MODULE 7: An introduction to R Programming

Swirl is an R package designed to teach R programming and data science interactively within the R console. It provides a series of courses and lessons that guide users through various R concepts and functionalities, and offers a hands-on and interactive way for beginners to learn R programming by practicing directly within the R environment

Using Swirl for R beginners:

  • Install R and RStudio: Ensure you have R (version 3.1.0 or later) and RStudio (recommended for a better experience) installed on your computer.

  • Install the Swirl package: Open RStudio and type the following command in the console:

    install.packages("swirl")

  • Load the Swirl package: Load the package into your R session:

    library(swirl)

  • Start Swirl: Initiate the Swirl environment:

    swirl()

  • You will be prompted to enter your name, which allows Swirl to track your progress. 

  • Install a course: The first time you run Swirl, you'll be prompted to install a course. You can choose from recommended courses or explore the Swirl Course Network for more options. For example, to install the "R Programming" course

    install_course("R Programming")

Note: Course names are case-sensitive.

  • Select a lesson:

    After installing a course, you can choose a specific lesson to begin. Swirl will present a menu of available lessons. It is recommended that you start with “1: R Programming: The basics of programming in R.”
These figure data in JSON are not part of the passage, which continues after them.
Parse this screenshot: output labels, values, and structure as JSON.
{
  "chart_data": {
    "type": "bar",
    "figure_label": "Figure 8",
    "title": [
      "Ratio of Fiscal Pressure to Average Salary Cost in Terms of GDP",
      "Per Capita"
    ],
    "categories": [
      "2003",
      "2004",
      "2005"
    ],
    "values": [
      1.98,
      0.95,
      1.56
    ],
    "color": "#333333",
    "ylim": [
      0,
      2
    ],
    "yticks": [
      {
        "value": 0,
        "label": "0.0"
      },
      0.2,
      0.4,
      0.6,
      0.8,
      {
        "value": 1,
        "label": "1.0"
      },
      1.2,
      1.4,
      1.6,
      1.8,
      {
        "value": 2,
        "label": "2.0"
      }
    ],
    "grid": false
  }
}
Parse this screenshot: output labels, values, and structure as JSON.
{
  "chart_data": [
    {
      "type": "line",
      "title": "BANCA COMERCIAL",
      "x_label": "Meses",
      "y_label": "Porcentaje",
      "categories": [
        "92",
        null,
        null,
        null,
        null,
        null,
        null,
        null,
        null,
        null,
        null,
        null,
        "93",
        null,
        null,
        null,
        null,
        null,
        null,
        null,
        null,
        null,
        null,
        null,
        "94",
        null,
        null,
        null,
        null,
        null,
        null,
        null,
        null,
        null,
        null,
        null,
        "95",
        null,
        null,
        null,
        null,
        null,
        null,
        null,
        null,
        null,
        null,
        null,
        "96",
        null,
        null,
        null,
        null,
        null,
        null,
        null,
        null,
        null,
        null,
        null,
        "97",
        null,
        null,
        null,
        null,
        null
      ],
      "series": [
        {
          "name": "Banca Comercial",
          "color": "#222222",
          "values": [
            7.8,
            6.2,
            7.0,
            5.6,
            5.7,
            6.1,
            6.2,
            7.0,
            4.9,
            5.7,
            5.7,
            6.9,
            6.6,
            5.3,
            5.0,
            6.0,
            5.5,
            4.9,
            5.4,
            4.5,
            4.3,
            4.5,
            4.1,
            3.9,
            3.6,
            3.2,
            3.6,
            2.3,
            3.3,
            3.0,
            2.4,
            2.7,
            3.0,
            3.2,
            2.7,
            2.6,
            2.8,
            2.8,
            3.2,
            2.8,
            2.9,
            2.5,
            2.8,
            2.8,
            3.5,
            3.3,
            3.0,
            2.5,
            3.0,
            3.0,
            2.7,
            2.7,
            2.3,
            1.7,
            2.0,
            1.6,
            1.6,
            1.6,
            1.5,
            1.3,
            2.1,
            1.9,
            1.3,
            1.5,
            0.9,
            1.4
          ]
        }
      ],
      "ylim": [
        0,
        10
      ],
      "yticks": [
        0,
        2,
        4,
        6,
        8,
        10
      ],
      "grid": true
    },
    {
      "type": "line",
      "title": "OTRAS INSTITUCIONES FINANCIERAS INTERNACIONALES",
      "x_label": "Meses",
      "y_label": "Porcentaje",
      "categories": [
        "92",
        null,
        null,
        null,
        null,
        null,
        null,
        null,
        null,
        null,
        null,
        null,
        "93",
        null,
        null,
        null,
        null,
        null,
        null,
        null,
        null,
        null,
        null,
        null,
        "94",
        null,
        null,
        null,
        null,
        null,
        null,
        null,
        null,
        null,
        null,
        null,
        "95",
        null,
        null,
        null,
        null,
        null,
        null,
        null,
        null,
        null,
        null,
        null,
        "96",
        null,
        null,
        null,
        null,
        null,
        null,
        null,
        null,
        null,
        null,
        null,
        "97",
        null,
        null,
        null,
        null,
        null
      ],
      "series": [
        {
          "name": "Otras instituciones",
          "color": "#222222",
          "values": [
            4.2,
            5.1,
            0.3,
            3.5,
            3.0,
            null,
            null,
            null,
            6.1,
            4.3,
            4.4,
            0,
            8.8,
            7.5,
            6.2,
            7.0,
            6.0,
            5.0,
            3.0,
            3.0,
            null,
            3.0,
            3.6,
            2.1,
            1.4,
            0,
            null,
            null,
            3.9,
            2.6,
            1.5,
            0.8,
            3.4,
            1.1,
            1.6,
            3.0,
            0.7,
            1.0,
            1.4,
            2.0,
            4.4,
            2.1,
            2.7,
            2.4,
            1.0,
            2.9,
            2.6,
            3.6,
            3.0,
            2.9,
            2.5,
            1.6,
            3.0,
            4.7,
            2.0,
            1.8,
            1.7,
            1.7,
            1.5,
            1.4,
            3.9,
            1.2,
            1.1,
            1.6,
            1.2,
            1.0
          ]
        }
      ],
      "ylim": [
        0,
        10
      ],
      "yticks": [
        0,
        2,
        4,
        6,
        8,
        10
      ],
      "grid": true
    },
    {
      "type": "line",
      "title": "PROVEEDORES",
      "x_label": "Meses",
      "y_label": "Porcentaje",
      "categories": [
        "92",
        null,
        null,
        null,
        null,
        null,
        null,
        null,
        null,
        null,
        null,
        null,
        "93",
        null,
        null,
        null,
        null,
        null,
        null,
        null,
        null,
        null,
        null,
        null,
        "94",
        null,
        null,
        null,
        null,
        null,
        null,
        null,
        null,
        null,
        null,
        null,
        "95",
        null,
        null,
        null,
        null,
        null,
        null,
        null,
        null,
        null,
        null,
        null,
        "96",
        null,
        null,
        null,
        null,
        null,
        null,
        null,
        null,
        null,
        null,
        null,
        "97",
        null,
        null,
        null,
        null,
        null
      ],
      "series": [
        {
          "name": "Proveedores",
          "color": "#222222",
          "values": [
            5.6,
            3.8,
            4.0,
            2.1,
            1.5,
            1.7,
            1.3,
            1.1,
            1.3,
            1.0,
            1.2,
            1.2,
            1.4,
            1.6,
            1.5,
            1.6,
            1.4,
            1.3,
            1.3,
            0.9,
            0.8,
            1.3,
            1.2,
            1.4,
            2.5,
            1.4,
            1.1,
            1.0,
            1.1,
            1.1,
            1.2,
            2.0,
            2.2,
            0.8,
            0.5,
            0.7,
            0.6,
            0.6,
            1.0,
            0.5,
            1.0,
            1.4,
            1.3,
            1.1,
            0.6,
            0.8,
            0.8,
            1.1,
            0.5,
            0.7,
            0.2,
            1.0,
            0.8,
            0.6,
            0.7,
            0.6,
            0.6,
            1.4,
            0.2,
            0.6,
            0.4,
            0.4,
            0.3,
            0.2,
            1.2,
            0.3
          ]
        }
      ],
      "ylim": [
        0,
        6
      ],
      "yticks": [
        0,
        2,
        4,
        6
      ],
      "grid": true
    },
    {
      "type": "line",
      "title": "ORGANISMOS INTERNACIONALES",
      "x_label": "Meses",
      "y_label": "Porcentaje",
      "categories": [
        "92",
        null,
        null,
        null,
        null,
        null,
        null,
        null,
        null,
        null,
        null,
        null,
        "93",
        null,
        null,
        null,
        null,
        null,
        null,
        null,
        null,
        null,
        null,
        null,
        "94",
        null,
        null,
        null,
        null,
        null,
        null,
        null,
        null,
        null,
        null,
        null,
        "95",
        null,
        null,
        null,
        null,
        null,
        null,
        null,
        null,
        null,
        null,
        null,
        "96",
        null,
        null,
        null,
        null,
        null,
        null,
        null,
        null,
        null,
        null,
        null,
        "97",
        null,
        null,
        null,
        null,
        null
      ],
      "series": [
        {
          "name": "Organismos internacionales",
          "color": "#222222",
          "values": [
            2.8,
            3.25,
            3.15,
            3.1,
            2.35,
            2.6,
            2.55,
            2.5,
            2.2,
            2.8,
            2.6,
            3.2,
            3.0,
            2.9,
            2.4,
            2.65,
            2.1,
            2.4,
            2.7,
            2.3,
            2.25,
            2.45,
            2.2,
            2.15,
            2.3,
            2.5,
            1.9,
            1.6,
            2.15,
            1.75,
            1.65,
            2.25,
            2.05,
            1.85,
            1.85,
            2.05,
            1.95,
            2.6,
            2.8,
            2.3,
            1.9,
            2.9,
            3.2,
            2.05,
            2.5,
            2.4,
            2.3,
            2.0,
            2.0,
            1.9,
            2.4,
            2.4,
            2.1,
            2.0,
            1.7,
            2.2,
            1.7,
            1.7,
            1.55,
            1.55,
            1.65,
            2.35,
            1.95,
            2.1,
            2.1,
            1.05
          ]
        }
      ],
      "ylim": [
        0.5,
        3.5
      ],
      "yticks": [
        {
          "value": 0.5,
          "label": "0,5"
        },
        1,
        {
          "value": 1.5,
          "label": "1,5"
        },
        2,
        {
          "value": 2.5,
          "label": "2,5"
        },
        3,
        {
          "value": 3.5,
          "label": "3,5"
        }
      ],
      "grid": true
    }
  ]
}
  • Engage with the interactive lessons:

    Swirl will guide you through the lesson with text explanations, questions, and prompts to enter R code directly into the console.

    • Press Enter when you see ... to continue reading.

    • Type your responses or R code when you see the R prompt (>) or a specific prompt from Swirl.

    • Swirl provides immediate feedback on your code and answers.

Helpful commands within Swirl:

  • bye(): Exit Swirl and save your progress.

  • skip(): Skip the current question.

  • play(): Temporarily exit Swirl to experiment with R in the console.

  • next(): Regain Swirl's attention after using play().

  • main(): Return to the main Swirl menu.

  • info(): Display options and instructions again.

Once you are comfortable with R, you can try replicating the Excel activity from above using this R code and the associated student guide to running R code.